Kinetochore and ionomic adaptation to whole-genome duplication in Cochlearia shows evolutionary convergence in three autopolyploids

• Authors: BRAY Sian M; HAMALA Tuomas; ZHOU Min; BUSOMS Silvia; FISCHER Sina; DESJARDINS Stuart D; MALÍK MANDÁKOVÁ Terezie; MOORE Chris; MATHERS Thomas C; COWAN Laura; MONNAHAN Patrick; KOCH Jordan; WOLF Eva M; LYSÁK Martin; KOLAR Filip; HIGGINS James D; KOCH Marcus A; YANT Levi
• Year of publication: 2024
• Type: Article in Periodical
• Magazine / Source: Cell Reports
• MU Faculty or unit: Central European Institute of Technology
• web: https://www.sciencedirect.com/science/article/pii/S2211124724009057?via%3Dihub
• Doi: http://dx.doi.org/10.1016/j.celrep.2024.114576
• Description: Whole-genome duplication (WGD) occurs in all kingdoms and impacts speciation, domestication, and cancer outcome. However, doubled DNA management can be challenging for nascent polyploids. The study of within-species polyploidy (autopolyploidy) permits focus on this DNA management aspect, decoupling it from the confounding effects of hybridization (in allopolyploid hybrids). How is autopolyploidy tolerated, and how do young polyploids stabilize?
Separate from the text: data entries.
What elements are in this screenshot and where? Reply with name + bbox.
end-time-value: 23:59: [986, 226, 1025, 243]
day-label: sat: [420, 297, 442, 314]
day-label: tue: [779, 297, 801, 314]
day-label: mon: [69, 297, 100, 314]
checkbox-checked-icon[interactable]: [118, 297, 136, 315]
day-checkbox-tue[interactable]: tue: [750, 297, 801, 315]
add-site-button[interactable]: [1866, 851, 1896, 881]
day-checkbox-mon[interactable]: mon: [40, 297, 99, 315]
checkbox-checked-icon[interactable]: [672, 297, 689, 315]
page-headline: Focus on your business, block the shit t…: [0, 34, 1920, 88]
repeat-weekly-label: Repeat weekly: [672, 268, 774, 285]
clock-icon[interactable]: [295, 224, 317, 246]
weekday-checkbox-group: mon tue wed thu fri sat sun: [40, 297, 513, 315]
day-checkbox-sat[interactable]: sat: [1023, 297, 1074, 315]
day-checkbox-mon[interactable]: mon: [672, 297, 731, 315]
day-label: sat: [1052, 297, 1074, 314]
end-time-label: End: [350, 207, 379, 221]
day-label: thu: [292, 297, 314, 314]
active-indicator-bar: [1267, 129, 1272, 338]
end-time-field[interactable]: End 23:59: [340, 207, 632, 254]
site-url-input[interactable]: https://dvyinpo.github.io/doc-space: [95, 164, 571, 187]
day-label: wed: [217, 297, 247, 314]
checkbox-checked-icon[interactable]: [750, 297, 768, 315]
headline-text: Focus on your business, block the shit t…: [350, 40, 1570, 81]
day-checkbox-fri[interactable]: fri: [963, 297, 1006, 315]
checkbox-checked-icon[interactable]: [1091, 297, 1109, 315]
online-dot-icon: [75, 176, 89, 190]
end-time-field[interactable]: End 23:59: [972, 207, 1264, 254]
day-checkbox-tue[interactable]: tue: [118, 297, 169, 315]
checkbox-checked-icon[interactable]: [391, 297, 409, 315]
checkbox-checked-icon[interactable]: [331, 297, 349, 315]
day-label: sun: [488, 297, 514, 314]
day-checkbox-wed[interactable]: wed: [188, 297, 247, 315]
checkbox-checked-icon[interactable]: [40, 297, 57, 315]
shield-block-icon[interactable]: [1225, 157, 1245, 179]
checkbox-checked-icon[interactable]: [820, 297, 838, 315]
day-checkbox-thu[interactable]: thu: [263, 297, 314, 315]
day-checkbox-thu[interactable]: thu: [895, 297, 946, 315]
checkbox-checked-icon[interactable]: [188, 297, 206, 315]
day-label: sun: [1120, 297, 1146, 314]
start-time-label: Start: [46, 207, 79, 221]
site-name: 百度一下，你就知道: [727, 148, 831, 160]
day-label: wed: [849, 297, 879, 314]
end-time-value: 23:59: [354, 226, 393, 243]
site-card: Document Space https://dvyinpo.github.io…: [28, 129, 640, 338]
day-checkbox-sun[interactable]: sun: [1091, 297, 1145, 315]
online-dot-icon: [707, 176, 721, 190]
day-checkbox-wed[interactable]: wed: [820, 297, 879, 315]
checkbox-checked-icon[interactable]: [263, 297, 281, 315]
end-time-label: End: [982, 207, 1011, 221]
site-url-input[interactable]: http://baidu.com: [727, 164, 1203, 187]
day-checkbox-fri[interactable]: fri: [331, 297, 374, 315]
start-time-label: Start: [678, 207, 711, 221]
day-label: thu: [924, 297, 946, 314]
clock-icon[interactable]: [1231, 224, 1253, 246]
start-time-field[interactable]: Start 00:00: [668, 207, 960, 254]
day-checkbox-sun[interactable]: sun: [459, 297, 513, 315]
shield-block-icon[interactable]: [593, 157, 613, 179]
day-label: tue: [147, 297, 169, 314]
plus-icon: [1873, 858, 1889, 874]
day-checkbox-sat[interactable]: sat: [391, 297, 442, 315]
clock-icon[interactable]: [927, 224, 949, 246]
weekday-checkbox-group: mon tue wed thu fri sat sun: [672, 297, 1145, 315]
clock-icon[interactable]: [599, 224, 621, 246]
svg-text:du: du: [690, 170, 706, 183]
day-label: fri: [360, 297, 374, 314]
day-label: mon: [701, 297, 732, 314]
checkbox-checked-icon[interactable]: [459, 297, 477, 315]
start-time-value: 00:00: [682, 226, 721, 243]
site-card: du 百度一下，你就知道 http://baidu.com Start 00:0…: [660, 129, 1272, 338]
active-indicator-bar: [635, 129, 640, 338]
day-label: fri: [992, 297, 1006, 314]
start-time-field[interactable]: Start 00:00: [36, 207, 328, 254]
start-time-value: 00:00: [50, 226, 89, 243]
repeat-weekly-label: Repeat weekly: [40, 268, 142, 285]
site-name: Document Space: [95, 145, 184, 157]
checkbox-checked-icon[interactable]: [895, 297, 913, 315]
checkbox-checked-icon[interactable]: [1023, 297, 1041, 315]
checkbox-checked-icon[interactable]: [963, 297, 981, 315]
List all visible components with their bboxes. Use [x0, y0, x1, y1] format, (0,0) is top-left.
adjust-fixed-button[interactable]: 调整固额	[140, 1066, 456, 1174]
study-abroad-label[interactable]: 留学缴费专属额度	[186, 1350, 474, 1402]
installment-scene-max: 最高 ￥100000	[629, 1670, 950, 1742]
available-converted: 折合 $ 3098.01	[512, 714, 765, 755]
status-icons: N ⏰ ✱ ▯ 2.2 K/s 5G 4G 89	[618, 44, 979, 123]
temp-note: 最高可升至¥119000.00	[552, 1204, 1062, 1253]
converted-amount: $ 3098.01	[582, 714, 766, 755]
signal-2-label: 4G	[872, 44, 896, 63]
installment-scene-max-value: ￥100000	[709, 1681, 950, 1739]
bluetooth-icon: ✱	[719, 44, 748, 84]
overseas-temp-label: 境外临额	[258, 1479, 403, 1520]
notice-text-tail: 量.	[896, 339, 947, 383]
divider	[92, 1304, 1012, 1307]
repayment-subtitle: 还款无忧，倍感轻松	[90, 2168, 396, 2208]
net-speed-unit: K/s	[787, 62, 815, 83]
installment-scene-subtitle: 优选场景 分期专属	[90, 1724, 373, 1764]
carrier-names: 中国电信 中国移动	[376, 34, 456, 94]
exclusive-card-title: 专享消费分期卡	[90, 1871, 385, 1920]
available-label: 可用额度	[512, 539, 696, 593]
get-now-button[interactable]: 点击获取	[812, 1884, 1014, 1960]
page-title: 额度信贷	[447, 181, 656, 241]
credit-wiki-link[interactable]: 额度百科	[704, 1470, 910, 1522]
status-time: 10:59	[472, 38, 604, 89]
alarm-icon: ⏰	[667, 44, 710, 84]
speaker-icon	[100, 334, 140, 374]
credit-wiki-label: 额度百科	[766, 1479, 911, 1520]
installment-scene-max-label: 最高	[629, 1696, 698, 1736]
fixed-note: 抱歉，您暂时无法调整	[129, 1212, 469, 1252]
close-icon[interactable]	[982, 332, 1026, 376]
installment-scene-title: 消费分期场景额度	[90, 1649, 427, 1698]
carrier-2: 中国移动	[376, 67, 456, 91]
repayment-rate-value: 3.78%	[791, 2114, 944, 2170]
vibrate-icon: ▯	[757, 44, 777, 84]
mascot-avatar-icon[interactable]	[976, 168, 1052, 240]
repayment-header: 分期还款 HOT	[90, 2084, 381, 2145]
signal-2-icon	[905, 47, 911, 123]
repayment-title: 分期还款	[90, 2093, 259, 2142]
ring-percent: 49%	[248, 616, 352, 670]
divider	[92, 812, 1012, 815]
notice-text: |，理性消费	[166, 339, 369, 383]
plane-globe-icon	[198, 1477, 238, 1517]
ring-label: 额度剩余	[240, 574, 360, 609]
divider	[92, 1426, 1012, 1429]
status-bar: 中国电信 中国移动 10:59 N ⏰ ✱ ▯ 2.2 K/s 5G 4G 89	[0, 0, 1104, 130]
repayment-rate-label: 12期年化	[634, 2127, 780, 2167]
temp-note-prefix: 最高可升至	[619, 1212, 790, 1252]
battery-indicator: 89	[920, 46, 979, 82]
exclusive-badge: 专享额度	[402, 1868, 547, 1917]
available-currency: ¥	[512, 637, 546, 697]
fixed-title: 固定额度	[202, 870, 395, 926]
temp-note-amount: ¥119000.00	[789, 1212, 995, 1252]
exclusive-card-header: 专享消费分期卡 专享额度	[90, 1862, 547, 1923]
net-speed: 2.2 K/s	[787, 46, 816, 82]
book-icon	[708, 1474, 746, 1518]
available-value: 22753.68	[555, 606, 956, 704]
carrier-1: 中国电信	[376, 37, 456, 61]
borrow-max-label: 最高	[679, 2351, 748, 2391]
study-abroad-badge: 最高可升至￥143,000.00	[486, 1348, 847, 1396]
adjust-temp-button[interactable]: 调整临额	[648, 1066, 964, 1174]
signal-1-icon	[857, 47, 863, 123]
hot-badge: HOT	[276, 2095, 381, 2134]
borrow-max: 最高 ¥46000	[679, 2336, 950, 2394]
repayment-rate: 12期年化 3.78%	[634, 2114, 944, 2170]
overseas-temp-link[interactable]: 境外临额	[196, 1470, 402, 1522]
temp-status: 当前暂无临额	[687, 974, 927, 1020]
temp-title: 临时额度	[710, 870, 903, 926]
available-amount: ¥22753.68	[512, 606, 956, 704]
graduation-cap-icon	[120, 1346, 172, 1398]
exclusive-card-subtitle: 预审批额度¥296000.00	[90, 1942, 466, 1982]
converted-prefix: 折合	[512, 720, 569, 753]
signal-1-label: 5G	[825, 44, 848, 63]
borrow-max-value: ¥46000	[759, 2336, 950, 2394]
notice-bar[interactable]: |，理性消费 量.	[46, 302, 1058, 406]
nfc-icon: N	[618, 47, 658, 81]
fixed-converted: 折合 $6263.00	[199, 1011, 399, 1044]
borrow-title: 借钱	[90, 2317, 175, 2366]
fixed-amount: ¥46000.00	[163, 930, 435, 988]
Here, we introduce a powerful model to address this: the genus Cochlearia, which has experienced many polyploidization events. We assess meiosis and other polyploidrelevant phenotypes, generate a chromosome-scale genome, and sequence 113 individuals from 33 ploidy-contrasting populations. We detect an obvious autopolyploidy-associated selection signal at kinetochore components and ion transporters. Modeling the selected alleles, we detail evidence of the kinetochore complex mediating adaptation to polyploidy. We compare candidates in independent autopolyploids across three genera separated by 40 million years, highlighting a common function at the process and gene levels, indicating evolutionary flexibility in response to polyploidy.